This reporting season, ASX earnings misses are being punished harshly
In terms of sell-offs following earnings misses, the 1HFY22 reporting season worst since August 2016

Source: iStock
Mentioned
KEY POINTS
- Morgan Stanley analysts identified a trend through this 1HFY23 reporting season: earnings misses are triggering stronger sell-offs than usual
- Through that lens, this is actually the worst reporting season since August 2016
- However, shareholders are showing increased interest and demand for growth stocks perceived to be high-quality
A research note from Morgan Stanley published on Monday highlighted earnings misses for ASX-companies this reporting season are being punished by shareholders to a degree not seen since 2016.
“What is interesting this season is the outsized drawdown in share price reaction to earnings misses and/or outlook disappointment,” the team wrote.

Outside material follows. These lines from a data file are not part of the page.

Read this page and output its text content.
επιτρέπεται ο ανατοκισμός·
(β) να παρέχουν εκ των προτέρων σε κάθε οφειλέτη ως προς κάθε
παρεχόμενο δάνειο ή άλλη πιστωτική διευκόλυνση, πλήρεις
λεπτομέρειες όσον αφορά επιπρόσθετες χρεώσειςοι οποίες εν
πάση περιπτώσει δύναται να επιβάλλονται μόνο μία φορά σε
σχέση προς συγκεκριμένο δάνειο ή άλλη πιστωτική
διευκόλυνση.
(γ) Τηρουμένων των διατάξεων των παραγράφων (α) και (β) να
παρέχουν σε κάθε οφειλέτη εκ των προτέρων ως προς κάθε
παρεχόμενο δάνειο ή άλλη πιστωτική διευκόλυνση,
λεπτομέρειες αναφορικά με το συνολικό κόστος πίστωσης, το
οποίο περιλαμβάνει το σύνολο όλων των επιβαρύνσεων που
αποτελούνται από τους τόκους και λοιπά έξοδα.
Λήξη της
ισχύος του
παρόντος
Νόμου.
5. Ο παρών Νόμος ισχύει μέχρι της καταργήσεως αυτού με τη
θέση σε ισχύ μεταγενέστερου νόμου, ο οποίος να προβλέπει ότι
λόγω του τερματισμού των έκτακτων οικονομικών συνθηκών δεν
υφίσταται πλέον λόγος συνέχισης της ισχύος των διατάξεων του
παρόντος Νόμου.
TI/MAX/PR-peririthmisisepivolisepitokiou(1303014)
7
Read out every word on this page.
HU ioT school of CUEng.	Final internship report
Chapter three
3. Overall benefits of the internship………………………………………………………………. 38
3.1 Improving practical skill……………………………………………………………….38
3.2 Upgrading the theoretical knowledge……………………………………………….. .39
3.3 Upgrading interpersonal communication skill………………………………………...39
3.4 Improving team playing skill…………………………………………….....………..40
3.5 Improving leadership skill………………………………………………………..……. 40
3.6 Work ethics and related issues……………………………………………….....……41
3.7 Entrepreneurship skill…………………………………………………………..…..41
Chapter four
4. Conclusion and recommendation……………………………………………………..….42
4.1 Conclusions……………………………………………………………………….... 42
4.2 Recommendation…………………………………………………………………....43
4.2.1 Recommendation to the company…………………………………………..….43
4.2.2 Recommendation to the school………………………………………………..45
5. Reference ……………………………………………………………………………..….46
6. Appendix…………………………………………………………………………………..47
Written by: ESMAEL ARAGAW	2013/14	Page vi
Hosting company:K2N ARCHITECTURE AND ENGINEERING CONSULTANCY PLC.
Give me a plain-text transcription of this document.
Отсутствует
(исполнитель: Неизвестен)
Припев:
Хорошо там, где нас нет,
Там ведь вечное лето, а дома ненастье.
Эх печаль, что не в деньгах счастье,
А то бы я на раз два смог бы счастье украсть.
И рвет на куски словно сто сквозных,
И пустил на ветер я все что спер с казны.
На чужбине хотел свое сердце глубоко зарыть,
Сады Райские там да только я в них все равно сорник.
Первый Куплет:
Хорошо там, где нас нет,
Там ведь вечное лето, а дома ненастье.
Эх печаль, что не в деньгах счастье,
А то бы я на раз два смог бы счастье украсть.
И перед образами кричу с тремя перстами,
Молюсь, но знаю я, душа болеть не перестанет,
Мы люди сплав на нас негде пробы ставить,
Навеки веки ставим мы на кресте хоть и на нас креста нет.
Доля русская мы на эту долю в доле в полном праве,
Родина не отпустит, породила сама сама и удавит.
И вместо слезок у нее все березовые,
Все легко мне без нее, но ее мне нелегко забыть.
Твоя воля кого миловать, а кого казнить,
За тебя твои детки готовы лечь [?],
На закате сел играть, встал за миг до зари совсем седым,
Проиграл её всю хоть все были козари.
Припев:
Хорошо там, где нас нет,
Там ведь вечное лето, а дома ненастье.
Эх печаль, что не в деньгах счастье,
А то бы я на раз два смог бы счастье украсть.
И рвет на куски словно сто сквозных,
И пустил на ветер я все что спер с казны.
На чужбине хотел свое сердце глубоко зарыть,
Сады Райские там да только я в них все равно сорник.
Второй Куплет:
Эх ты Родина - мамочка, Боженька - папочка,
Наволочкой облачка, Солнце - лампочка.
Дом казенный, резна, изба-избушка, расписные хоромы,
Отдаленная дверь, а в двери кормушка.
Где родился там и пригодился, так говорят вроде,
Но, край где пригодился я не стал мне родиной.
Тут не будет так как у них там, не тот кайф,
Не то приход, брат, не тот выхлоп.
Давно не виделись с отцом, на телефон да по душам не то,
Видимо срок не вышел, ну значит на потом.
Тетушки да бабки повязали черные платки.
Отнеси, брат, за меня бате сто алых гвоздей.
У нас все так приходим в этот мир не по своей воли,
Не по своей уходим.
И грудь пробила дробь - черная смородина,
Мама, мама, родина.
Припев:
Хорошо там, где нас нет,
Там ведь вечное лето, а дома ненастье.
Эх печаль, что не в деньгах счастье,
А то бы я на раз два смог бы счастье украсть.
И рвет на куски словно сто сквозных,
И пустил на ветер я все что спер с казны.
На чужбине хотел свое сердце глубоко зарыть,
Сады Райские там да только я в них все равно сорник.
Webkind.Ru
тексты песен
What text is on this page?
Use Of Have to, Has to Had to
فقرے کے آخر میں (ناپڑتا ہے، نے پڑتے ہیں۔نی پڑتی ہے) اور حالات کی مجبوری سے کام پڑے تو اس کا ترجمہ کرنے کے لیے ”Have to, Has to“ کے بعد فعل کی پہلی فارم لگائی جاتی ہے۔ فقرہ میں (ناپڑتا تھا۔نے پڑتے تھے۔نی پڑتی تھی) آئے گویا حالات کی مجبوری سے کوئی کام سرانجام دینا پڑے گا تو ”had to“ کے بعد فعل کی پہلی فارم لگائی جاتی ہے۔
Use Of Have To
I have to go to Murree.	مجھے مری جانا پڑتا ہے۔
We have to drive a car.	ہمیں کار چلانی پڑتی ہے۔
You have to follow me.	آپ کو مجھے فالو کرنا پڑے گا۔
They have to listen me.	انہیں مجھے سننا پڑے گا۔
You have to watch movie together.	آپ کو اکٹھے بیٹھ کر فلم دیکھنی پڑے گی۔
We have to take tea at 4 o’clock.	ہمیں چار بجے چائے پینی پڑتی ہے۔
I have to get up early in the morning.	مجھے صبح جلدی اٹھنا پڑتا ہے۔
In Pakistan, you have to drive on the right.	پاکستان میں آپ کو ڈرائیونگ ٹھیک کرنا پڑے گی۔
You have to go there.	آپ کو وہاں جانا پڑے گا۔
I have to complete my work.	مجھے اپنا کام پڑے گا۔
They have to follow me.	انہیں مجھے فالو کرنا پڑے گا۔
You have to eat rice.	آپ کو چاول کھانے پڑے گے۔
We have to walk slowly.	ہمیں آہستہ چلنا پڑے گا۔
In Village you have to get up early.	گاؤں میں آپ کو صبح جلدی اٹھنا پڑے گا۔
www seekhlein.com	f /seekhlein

“Earnings misses [vs. internal estimates] have been punished more than 2x the average – the worst since the August 2016 reporting season.”
It’s not just earnings. The same effect is also being witnessed in reaction to guidance downgrades.
At the time of publication (Sunday 19 February 2023), over 60% of market capitalisation was accounted for in reporting thus far.
Consumer resilience wavering & RBA on radar
Morgan Stanley’s analysts also highlighted cracks in consumer resilience, with further pressure expected to build.
As the investment bank’s team see it, the AU macro backdrop of expected further RBA rate hikes was “priced in” for housing and banking outlooks respectively.
At the same time, shareholders are palpably being drawn towards growth opportunities.
“Results for quality stocks like CSL (ASX: CSL) and Goodman Group (ASX: GMG) were met with increased interest and demand, whilst disappointment — whether it be actual results and/or guidance — has led to much larger drawdowns,” analysts wrote.
Mixed positivity in EPS performance
Analysts also highlighted on Monday that Earnings Per Share (EPS) performance is outpacing earnings misses, with earning beats ahead of misses.
There is, however, a caveat. This reporting season, the analysts state, companies failing to meet estimates is a stronger driver of performance than beating estimates.
This suggests that even after the ASX’s historic January rally, there is still a good deal of caution in collective investor psychology, and less of a willingness to hold onto stocks with less-than-flattering results.
“Yes, beats are ahead of misses (1.4x) — but the alpha has been in avoiding the misses,” analysts wrote.
“Investors are showing much less forbearance with regard to poor execution and/or a change for the worse in outlook.”
In other words, one could argue the sellers are in control this season.